Unfortunately, as a school district, we have no means of preventing parents from granting permission to their children to skip the exam and students in grades 10-12 have nothing to lose by doing so. The exams do not count toward their graduation requirements. Knowing that, several students in grades 10-12 have been granted permission by their parents to boycott an upcoming 90-minute exam. If the students do so, the impact on our school district's Performance Index (currently ranked eighth among Ohio's 611 public school districts) will be disastrous.
I am disappointed and frustrated by the actions of these students and their parents. Although I am not an outspoken defender of the ODE, I do realize that high-stakes testing is an unavoidable reality for anyone who is enrolled in college or graduate school, and to all who are considering a professional career. Regardless of one's opinion on the merits or deficiencies of Ohio's new end-of-course exams, public school districts are being rated and ranked by our students' performance. Beachwood could easily slip from eighth to 30th or lower this year in the rankings due to the boycott of such an end-of-course exam. This is a tremendous disservice to all of our students, their teachers, and their principals who have worked so hard to assure student success on these state-mandated assessments.
In the end, the greatest disservice is to our community that so generously supports its schools by providing the resources to sustain one of the strongest academic programs in Ohio. When our District Performance Index is published next year, there will be no footnote indicating that Beachwood's major drop in performance was the result of the selfish actions of a few who chose to discount the work of so many. The entire community will unfairly bear the embarrassment.
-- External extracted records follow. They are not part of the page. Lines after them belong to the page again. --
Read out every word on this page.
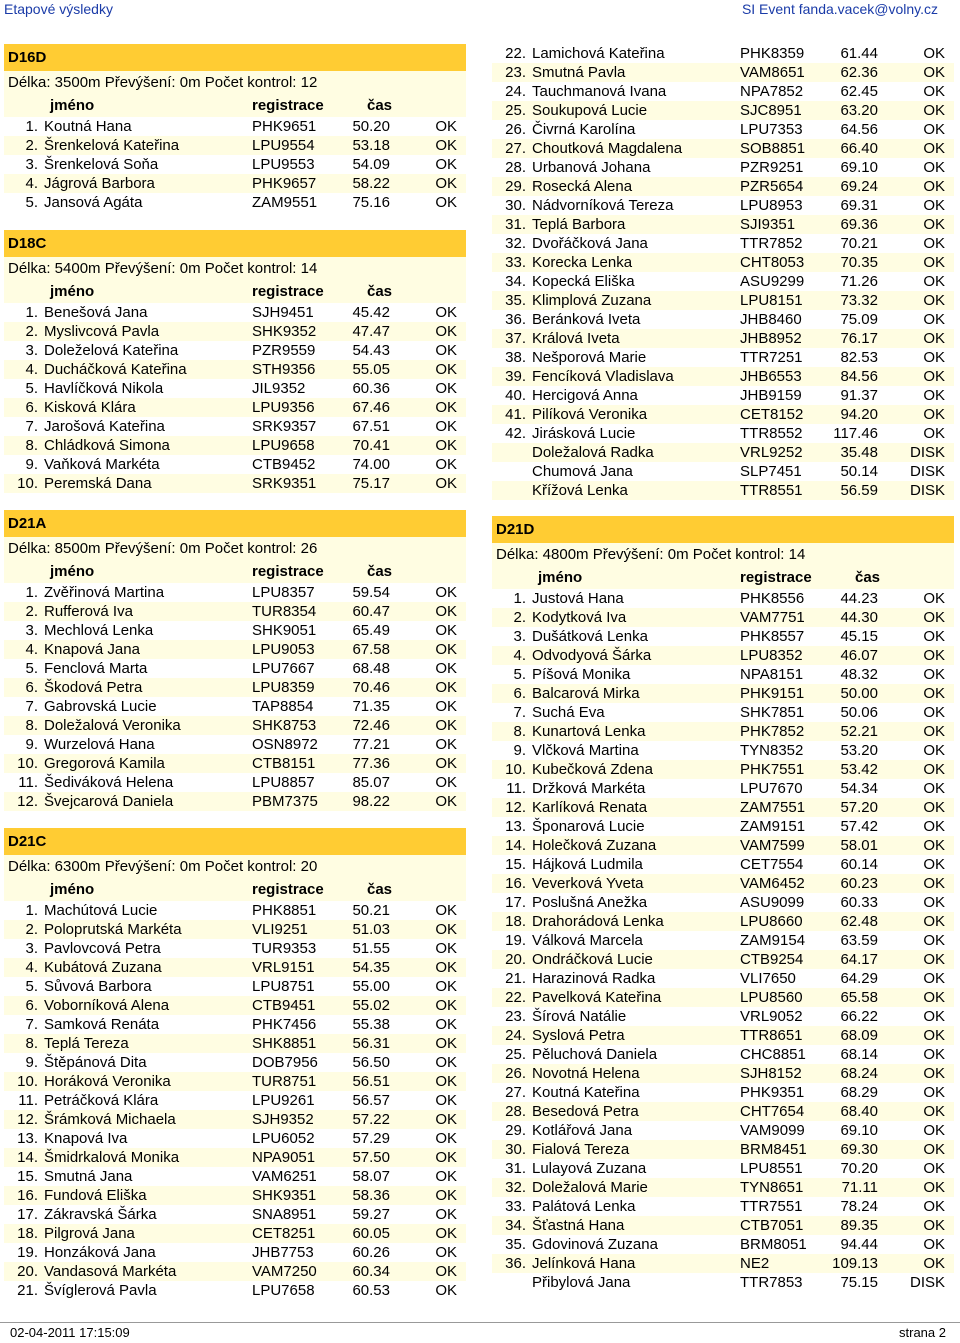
Etapové výsledky	SI Event fanda.vacek@volny.cz
D16D
Délka: 3500m Převýšení: 0m Počet kontrol: 12
jméno	registrace	čas
1. Koutná Hana	PHK9651	50.20	OK
2. Šrenkelová Kateřina	LPU9554	53.18	OK
3. Šrenkelová Soňa	LPU9553	54.09	OK
4. Jágrová Barbora	PHK9657	58.22	OK
5. Jansová Agáta	ZAM9551	75.16	OK
D18C
Délka: 5400m Převýšení: 0m Počet kontrol: 14
jméno	registrace	čas
1. Benešová Jana	SJH9451	45.42	OK
2. Myslivcová Pavla	SHK9352	47.47	OK
3. Doleželová Kateřina	PZR9559	54.43	OK
4. Ducháčková Kateřina	STH9356	55.05	OK
5. Havlíčková Nikola	JIL9352	60.36	OK
6. Kisková Klára	LPU9356	67.46	OK
7. Jarošová Kateřina	SRK9357	67.51	OK
8. Chládková Simona	LPU9658	70.41	OK
9. Vaňková Markéta	CTB9452	74.00	OK
10. Peremská Dana	SRK9351	75.17	OK
D21A
Délka: 8500m Převýšení: 0m Počet kontrol: 26
jméno	registrace	čas
1. Zvěřinová Martina	LPU8357	59.54	OK
2. Rufferová Iva	TUR8354	60.47	OK
3. Mechlová Lenka	SHK9051	65.49	OK
4. Knapová Jana	LPU9053	67.58	OK
5. Fenclová Marta	LPU7667	68.48	OK
6. Škodová Petra	LPU8359	70.46	OK
7. Gabrovská Lucie	TAP8854	71.35	OK
8. Doležalová Veronika	SHK8753	72.46	OK
9. Wurzelová Hana	OSN8972	77.21	OK
10. Gregorová Kamila	CTB8151	77.36	OK
11. Šediváková Helena	LPU8857	85.07	OK
12. Švejcarová Daniela	PBM7375	98.22	OK
D21C
Délka: 6300m Převýšení: 0m Počet kontrol: 20
jméno	registrace	čas
1. Machútová Lucie	PHK8851	50.21	OK
2. Poloprutská Markéta	VLI9251	51.03	OK
3. Pavlovcová Petra	TUR9353	51.55	OK
4. Kubátová Zuzana	VRL9151	54.35	OK
5. Sůvová Barbora	LPU8751	55.00	OK
6. Voborníková Alena	CTB9451	55.02	OK
7. Samková Renáta	PHK7456	55.38	OK
8. Teplá Tereza	SHK8851	56.31	OK
9. Štěpánová Dita	DOB7956	56.50	OK
10. Horáková Veronika	TUR8751	56.51	OK
11. Petráčková Klára	LPU9261	56.57	OK
12. Šrámková Michaela	SJH9352	57.22	OK
13. Knapová Iva	LPU6052	57.29	OK
14. Šmidrkalová Monika	NPA9051	57.50	OK
15. Smutná Jana	VAM6251	58.07	OK
16. Fundová Eliška	SHK9351	58.36	OK
17. Zákravská Šárka	SNA8951	59.27	OK
18. Pilgrová Jana	CET8251	60.05	OK
19. Honzáková Jana	JHB7753	60.26	OK
20. Vandasová Markéta	VAM7250	60.34	OK
21. Švíglerová Pavla	LPU7658	60.53	OK
22. Lamichová Kateřina	PHK8359	61.44	OK
23. Smutná Pavla	VAM8651	62.36	OK
24. Tauchmanová Ivana	NPA7852	62.45	OK
25. Soukupová Lucie	SJC8951	63.20	OK
26. Čivrná Karolína	LPU7353	64.56	OK
27. Choutková Magdalena	SOB8851	66.40	OK
28. Urbanová Johana	PZR9251	69.10	OK
29. Rosecká Alena	PZR5654	69.24	OK
30. Nádvorníková Tereza	LPU8953	69.31	OK
31. Teplá Barbora	SJI9351	69.36	OK
32. Dvořáčková Jana	TTR7852	70.21	OK
33. Korecka Lenka	CHT8053	70.35	OK
34. Kopecká Eliška	ASU9299	71.26	OK
35. Klimplová Zuzana	LPU8151	73.32	OK
36. Beránková Iveta	JHB8460	75.09	OK
37. Králová Iveta	JHB8952	76.17	OK
38. Nešporová Marie	TTR7251	82.53	OK
39. Fencíková Vladislava	JHB6553	84.56	OK
40. Hercigová Anna	JHB9159	91.37	OK
41. Pilíková Veronika	CET8152	94.20	OK
42. Jirásková Lucie	TTR8552	117.46	OK
Doležalová Radka	VRL9252	35.48	DISK
Chumová Jana	SLP7451	50.14	DISK
Křížová Lenka	TTR8551	56.59	DISK
D21D
Délka: 4800m Převýšení: 0m Počet kontrol: 14
jméno	registrace	čas
1. Justová Hana	PHK8556	44.23	OK
2. Kodytková Iva	VAM7751	44.30	OK
3. Dušátková Lenka	PHK8557	45.15	OK
4. Odvodyová Šárka	LPU8352	46.07	OK
5. Píšová Monika	NPA8151	48.32	OK
6. Balcarová Mirka	PHK9151	50.00	OK
7. Suchá Eva	SHK7851	50.06	OK
8. Kunartová Lenka	PHK7852	52.21	OK
9. Vlčková Martina	TYN8352	53.20	OK
10. Kubečková Zdena	PHK7551	53.42	OK
11. Držková Markéta	LPU7670	54.34	OK
12. Karlíková Renata	ZAM7551	57.20	OK
13. Šponarová Lucie	ZAM9151	57.42	OK
14. Holečková Zuzana	VAM7599	58.01	OK
15. Hájková Ludmila	CET7554	60.14	OK
16. Veverková Yveta	VAM6452	60.23	OK
17. Poslušná Anežka	ASU9099	60.33	OK
18. Drahorádová Lenka	LPU8660	62.48	OK
19. Válková Marcela	ZAM9154	63.59	OK
20. Ondráčková Lucie	CTB9254	64.17	OK
21. Harazinová Radka	VLI7650	64.29	OK
22. Pavelková Kateřina	LPU8560	65.58	OK
23. Šírová Natálie	VRL9052	66.22	OK
24. Syslová Petra	TTR8651	68.09	OK
25. Pěluchová Daniela	CHC8851	68.14	OK
26. Novotná Helena	SJH8152	68.24	OK
27. Koutná Kateřina	PHK9351	68.29	OK
28. Besedová Petra	CHT7654	68.40	OK
29. Kotlářová Jana	VAM9099	69.10	OK
30. Fialová Tereza	BRM8451	69.30	OK
31. Lulayová Zuzana	LPU8551	70.20	OK
32. Doležalová Marie	TYN8651	71.11	OK
33. Palátová Lenka	TTR7551	78.24	OK
34. Šťastná Hana	CTB7051	89.35	OK
35. Gdovinová Zuzana	BRM8051	94.44	OK
36. Jelínková Hana	NE2	109.13	OK
Přibylová Jana	TTR7853	75.15	DISK
02-04-2011 17:15:09	strana 2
I know that some will say that the boycott of the end-of-course exam is a form of political protest. Perhaps for some, it is. For others, I believe that it is simply an easy way to avoid "wasting" 90 minutes taking a test that doesn't hold any penalty for those who refuse. Either way, it certainly indicates a lack of regard for the school district and community that will take the hit. Our mission statement is "To develop intellectual entrepreneurs with a social conscience." Perhaps we need to work harder on the last part.